Tom Mohr, formerly of Knight Ridder, offers up these 7 key points on the current state and future of the newspaper industry. Why does it feel like this is a newspaper guy who still thinks too much like a newspaper guy?

First of all, he makes the point that “breakthrough online innovation won’t come from newspapers.” Yes, that’s pretty obvious. The newspaper industry could be the poster child for The Innovator’s Dilemma.

Next up is his statement that “’local’ is indefensible online.” While it’s certainly true that the big guys are getting better at feeling more local every day, they don’t have the feet on the street that the local paper does...or at least they don’t yet. I strongly believe that the “local” factor will be a key ingredient for survival in this shakeout. Mohr talks about building an industry-wide network of newspapers and how that’s the only way to compete. I think he’s going about this all wrong. Building a federation of newspaper sites is fine as long as the primary focus remains at the community level. I still don’t see enough papers truly embracing the community; this too is likely to be a key factor in determining who survives and who falls by the wayside.

Comments

David Meerman Scott

Thanks for pointing to this manifesto, Joe. I worked for the late great Knight-Ridder for six years in the 1990s as Asia Marketing Director. Even fifteen years ago, newspaper businesses had a difficult time dealing with electonic versions of their content.

As I see it, newspaper companies must offer their content in the ways that people demand. Newspapers don't define the "common platform" -- customers do! Yes, the platform might be print for some and Web for others. But it is also in the form of databases used in corporations and financial institutions. Offering news on Reuters and Dow Jones screens and Lexis-Nexis, Factiva, and NewsEdge services has been a sort of common platform for decades. Some newspaper companies (such as Knight-Ridder) have always offered content via these services, others have not.

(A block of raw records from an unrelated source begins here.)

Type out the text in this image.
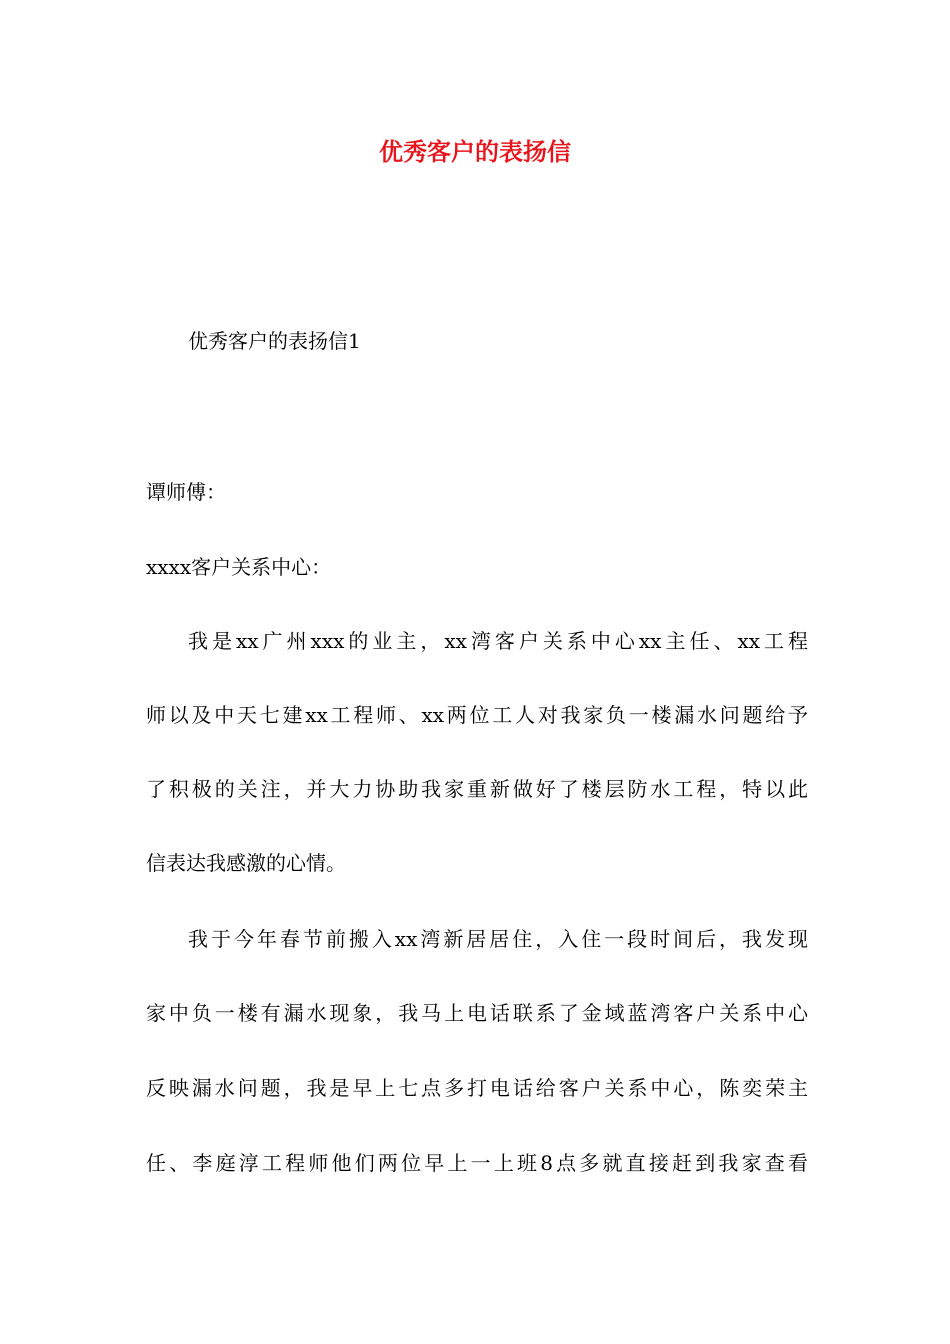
优秀客户的表扬信
优秀客户的表扬信1
谭师傅：
xxxx客户关系中心：
我是xx广州xxx的业主，xx湾客户关系中心xx主任、xx工程
师以及中天七建xx工程师、xx两位工人对我家负一楼漏水问题给予
了积极的关注，并大力协助我家重新做好了楼层防水工程，特以此
信表达我感激的心情。
我于今年春节前搬入xx湾新居居住，入住一段时间后，我发现
家中负一楼有漏水现象，我马上电话联系了金域蓝湾客户关系中心
反映漏水问题，我是早上七点多打电话给客户关系中心，陈奕荣主
任、李庭淳工程师他们两位早上一上班8点多就直接赶到我家查看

It's all about where the customers want to view the information.

Joe Wikert

Hi David. You're absolutely right. It's kind of sad to watch so many of these once solid brands getting crushed by upstarts like this. It's also ironic to me that newspapers, who arguably established themselves by being quick to react to the news are so slow to react to competitive threats. Even today you can find one newspaper website after another with an approach that feels like 1996 rather than 2006.

Dennis D. McDonald

Is it significant that if you try to leave a comment on Mohr's article (which I have reviewed quite favorably here: http://www.ddmcd.com/newspaper_crisis.html) that you can't -- there is no comment feature? And E&P has no RSS feed?

Joe Wikert

Hi Dennis. Yes, I'd say that's significant. Regardless of whether we're talking about a blog, a newspaper site or any other one where someone is posting thoughts or an editorial, it's hard to believe that it's not open for reader comment. RSS, on the other hand, still seems to be a great enabling technology that far too few people are aware of. I've mentioned in earlier posts some of the research I've seen elsewhere talking about how rarely RSS is utilized and how many people don't even know what it is.